Hintergrund: In der Wasserball-Oberliga ist die WSG Vest, Spielgemeinschaft aus SV Neptun Erkenschwick und TuW Recklinghausen-Süd, als Vorletzter sportlich eigentlich abgestiegen. Weil sich aus der Bundesliga aber der SC Neustadt überraschend zurückgezogen hat, wird im Oberhaus (Gruppe B) ein Platz frei. Und da kommt nun die SpVg. Laatzen, die südlich von Hannover beheimatet ist, ins Spiel. Beim Vierer-Aufstiegsturnier in Weiden vor vier Wochen waren die Niedersachsen als Dritter hinter Köln und Gastgeber Weiden eigentlich knapp gescheitert, könnten nun aber für Neustadt nachrücken.

Bis Ende Juli wollten sich Carsten Stegen und seine Vorstandskollegen eigentlich entschieden haben. Am Mittwoch sagte der Wasserballwart im Gespräch mit dieser Zeitung aber: „Wir haben erst vor zwei Tagen die offiziellen Unterlagen des DSV bekommen und müssen das jetzt alles noch einmal genau sondieren.“ Es geht vor allem ums Geld. „Bevor wir in der Bundesliga auch nur eine einzige Fahrt gemacht haben, müssen wir erst einmal 9000 Euro auf den Tisch legen“, rechnet Stegen vor. Weitere Fallstricke drohen. Hohe Strafen sehe der Verband zudem vor, wenn ein Bundesligist zu wenige Jugendmannschaften oder Schiedsrichter gemeldet hat. „Die Tendenz geht daher dahin, dass wir auf den Bundesliga-Platz verzichten werden“, erklärt der Übungsleiter. Verzichtet Laatzen tatsächlich, würde das Aufstiegsrecht an den Düsseldorfer SC, Vierter der Aufstiegsrunde, übergehen. Und wenn die Wasserballer aus der Landeshauptstadt tatsächlich in die höchste Liga aufsteigen würden, dann würde das eine Kettenreaktion in Gang setzen, an deren Ende die WSG profitieren würde. Stegen hat zumindest schon einmal Kontakt zu den Düsseldorfern aufgenommen. „Ich werde aber nicht für einen anderen Verein sprechen“, sagt er.
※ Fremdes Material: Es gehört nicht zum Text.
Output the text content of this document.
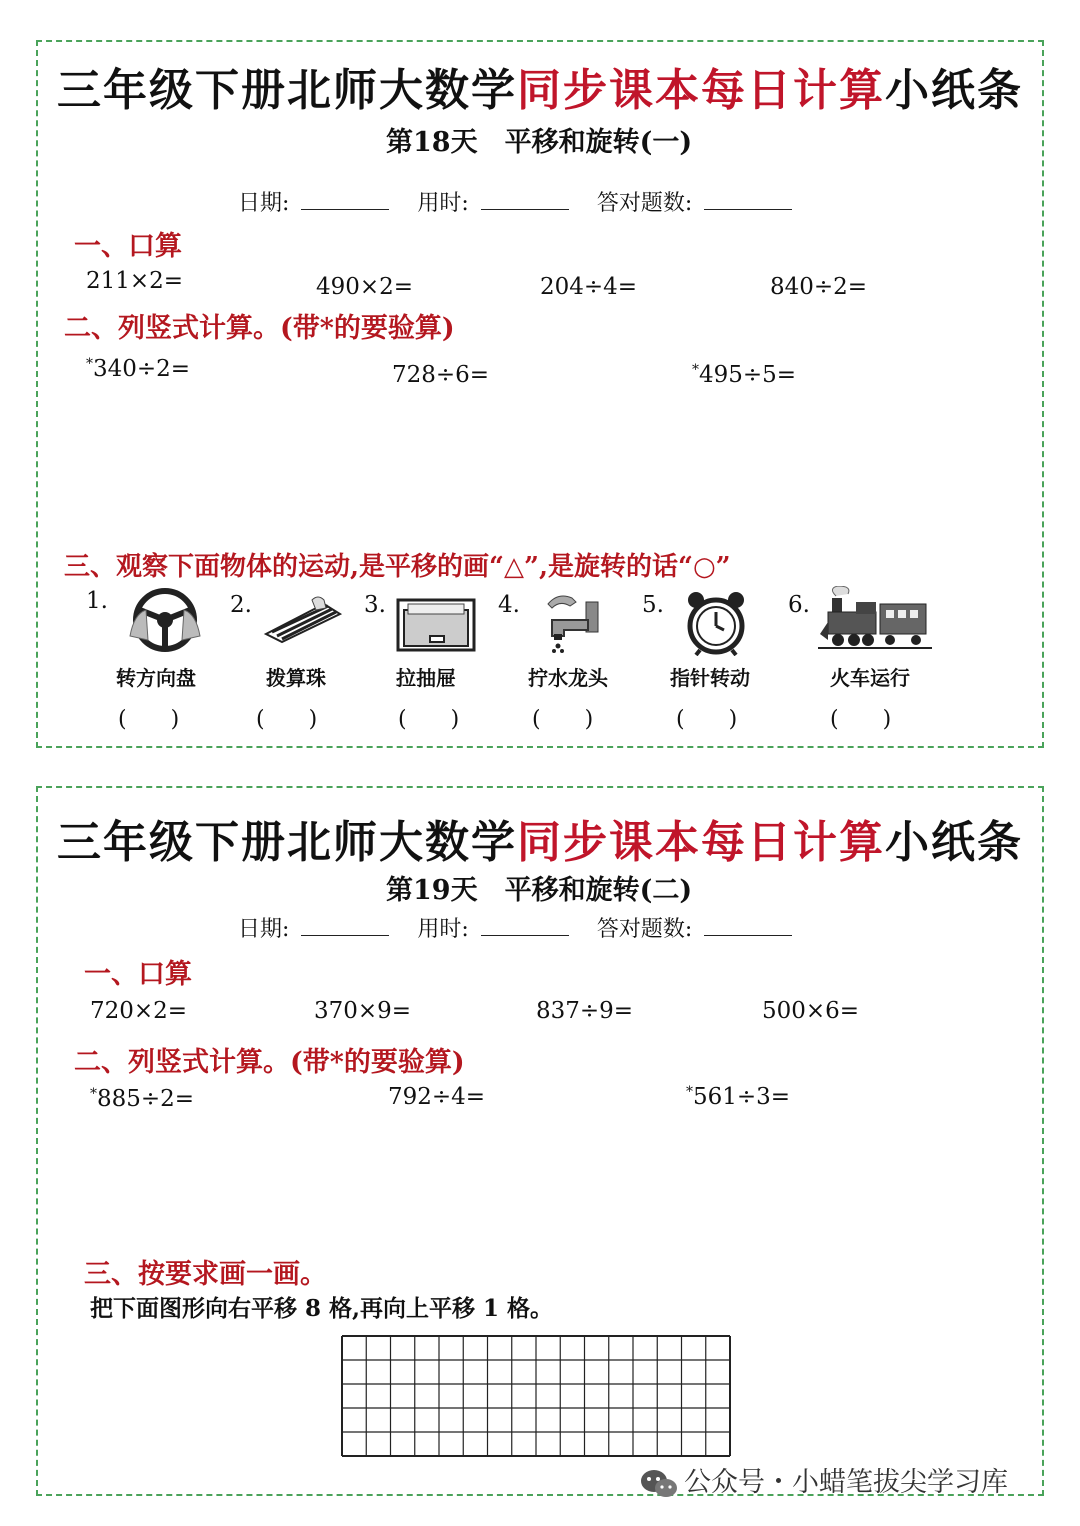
三年级下册北师大数学同步课本每日计算小纸条
第18天　平移和旋转(一)
日期:	用时:	答对题数:
一、口算
211×2=	490×2=	204÷4=	840÷2=
二、列竖式计算。(带*的要验算)
*340÷2=	728÷6=	*495÷5=
三、观察下面物体的运动,是平移的画“△”,是旋转的话“○”
1.	2.	3.	4.	5.	6.
转方向盘	拨算珠	拉抽屉	拧水龙头	指针转动	火车运行
(　　)	(　　)	(　　)	(　　)	(　　)	(　　)
三年级下册北师大数学同步课本每日计算小纸条
第19天　平移和旋转(二)
日期:	用时:	答对题数:
一、口算
720×2=	370×9=	837÷9=	500×6=
二、列竖式计算。(带*的要验算)
*885÷2=	792÷4=	*561÷3=
三、按要求画一画。
把下面图形向右平移 8 格,再向上平移 1 格。
公众号・小蜡笔拔尖学习库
Tatsächlich sieht es aber wohl so aus, als ob auch der DSC aus den gleichen Gründen nicht aufsteigen will. Dann würde die Wasserball-Bundesliga Gruppe B in der nächsten Saison wohl mit einer Mannschaft weniger an den Start gehen. Abgestiegen ist dort Poseidon Hamburg, die eigentlich gerne in der Liga geblieben wären. „Aber vielleicht überlegt es sich der Verband ja noch einmal anders und lässt die Hamburger doch noch drin“, sagt Stegen.

So oder so, muss die WSG Vest weiter auf die Entscheidungen aus Laatzen und Düsseldorf warten. Es sieht seit dieser Woche aber etwas schlechter aus in Sachen Oberliga-Zugehörigkeit.